家に上げてもらった私は、三村くんの部屋へ向かった。緊張する。初恋の人の部屋に今私は向かっている。実は三村くんとは1度しか話したことがないので、上手く話せるか心配だ。そう思いながらも、私はドアを開けた。
「おはよう、長辺さん」
三村くんだ。本物の三村くんだ! 顔がめっちゃ成長して3倍くらいの大きさになってる! でもかっこいい!
『三村くん、どうやって火星から帰ってきたの?』
1番気になっていたことを聞いてみた。
「火星で爆発事故が起きて、それに巻き込まれて隕石として戻って来たんだ」
行きと同じじゃん。そうか、この前の隕石騒ぎは三村くんのことだったのか。
「それにしても、今日はどうしてここに?」
ずっと好きだったから⋯⋯なんて言えない! まだ私には勇気がない! なにか他の話題を探したい⋯⋯! あ、猫じゃらしとダンボールの爪とぎがある!
『三村くん、猫飼ってるの?』
「飼ってないよ。今朝捨ててきた」
三村くん、マジで言ってるの? 家の中で育った猫は外では生きていけないんじゃないの? すぐに死んじゃうかもしれないよ?
『どこに?』
「あそこを曲がってあそこのところのあそこ」
私は三村くんの家を飛び出し、彼の言った場所へ向かった。ゴミ捨て場じゃないか。猫の姿は見当たらない、もうどこかに行ってしまったのだろうか⋯⋯
「にゃー」
黄色い袋の1つがうごめいているのに気が付いた。そして猫のような声。
私は恐る恐る袋を開けてみた。すると中には、首輪のついた猫がいた。首輪には三村と書いてある。本当に捨ててたなんて。しかもゴミ袋に入れてここに捨てるなんて⋯⋯
この猫は返すわけにはいかないわね。三村くんに返したらまた何かされてしまう。私が自信を持って育てよう。私は自分の家に向かった。

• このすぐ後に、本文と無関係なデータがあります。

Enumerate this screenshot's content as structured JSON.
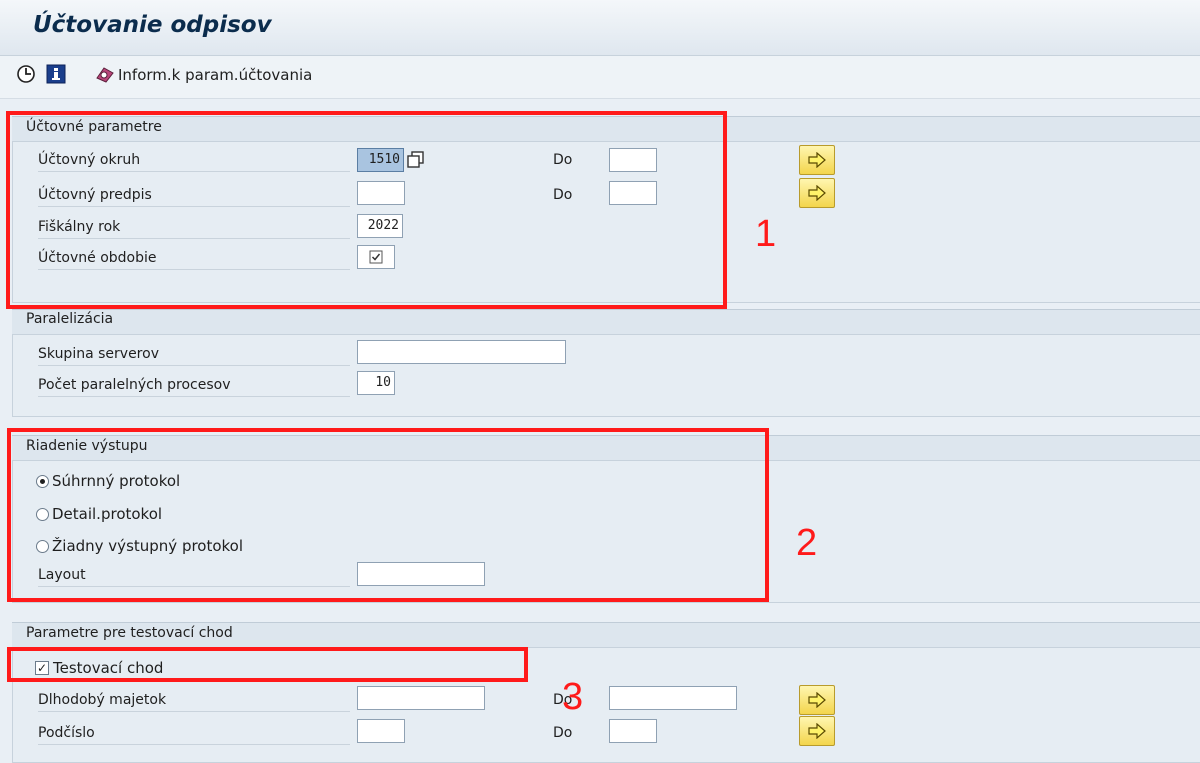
{
  "window": {
    "title": "Účtovanie odpisov"
  },
  "toolbar": {
    "info_label": "Inform.k param.účtovania"
  },
  "posting": {
    "title": "Účtovné parametre",
    "company_code_label": "Účtovný okruh",
    "company_code_value": "1510",
    "posting_rule_label": "Účtovný predpis",
    "posting_rule_value": "",
    "fiscal_year_label": "Fiškálny rok",
    "fiscal_year_value": "2022",
    "period_label": "Účtovné obdobie",
    "to_label": "Do"
  },
  "parallel": {
    "title": "Paralelizácia",
    "server_group_label": "Skupina serverov",
    "server_group_value": "",
    "processes_label": "Počet paralelných procesov",
    "processes_value": "10"
  },
  "output": {
    "title": "Riadenie výstupu",
    "options": [
      {
        "label": "Súhrnný protokol",
        "selected": true
      },
      {
        "label": "Detail.protokol",
        "selected": false
      },
      {
        "label": "Žiadny výstupný protokol",
        "selected": false
      }
    ],
    "layout_label": "Layout",
    "layout_value": ""
  },
  "test": {
    "title": "Parametre pre testovací chod",
    "test_run_label": "Testovací chod",
    "test_run_checked": true,
    "asset_label": "Dlhodobý majetok",
    "subnumber_label": "Podčíslo",
    "to_label": "Do"
  },
  "annotations": {
    "one": "1",
    "two": "2",
    "three": "3"
  },
  "colors": {
    "highlight": "#ff1a1a",
    "button": "#f3d54c",
    "background": "#e9eff5"
  }
}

ずっと片想いしてた初恋の人があんなやつだったなんて⋯⋯なんなんだよ本当に。最悪だよ。
家に着いた途端、さっきまで大人しかった猫が暴れだした。玄関のドアを引っ掻きながら鳴いている。
そんなに入りたいのね。もう懐かれてるのかな。私はドアを開けた。臭い。家の中から嗅いだことのない臭いがしている。
怖いけど、入ってみるしかないよね⋯⋯
私は意を決して家の中に入り、全ての部屋を調べようとした。が、答えはリビングにあった。そこには、妹の奈子二が腹から血を流し倒れていた。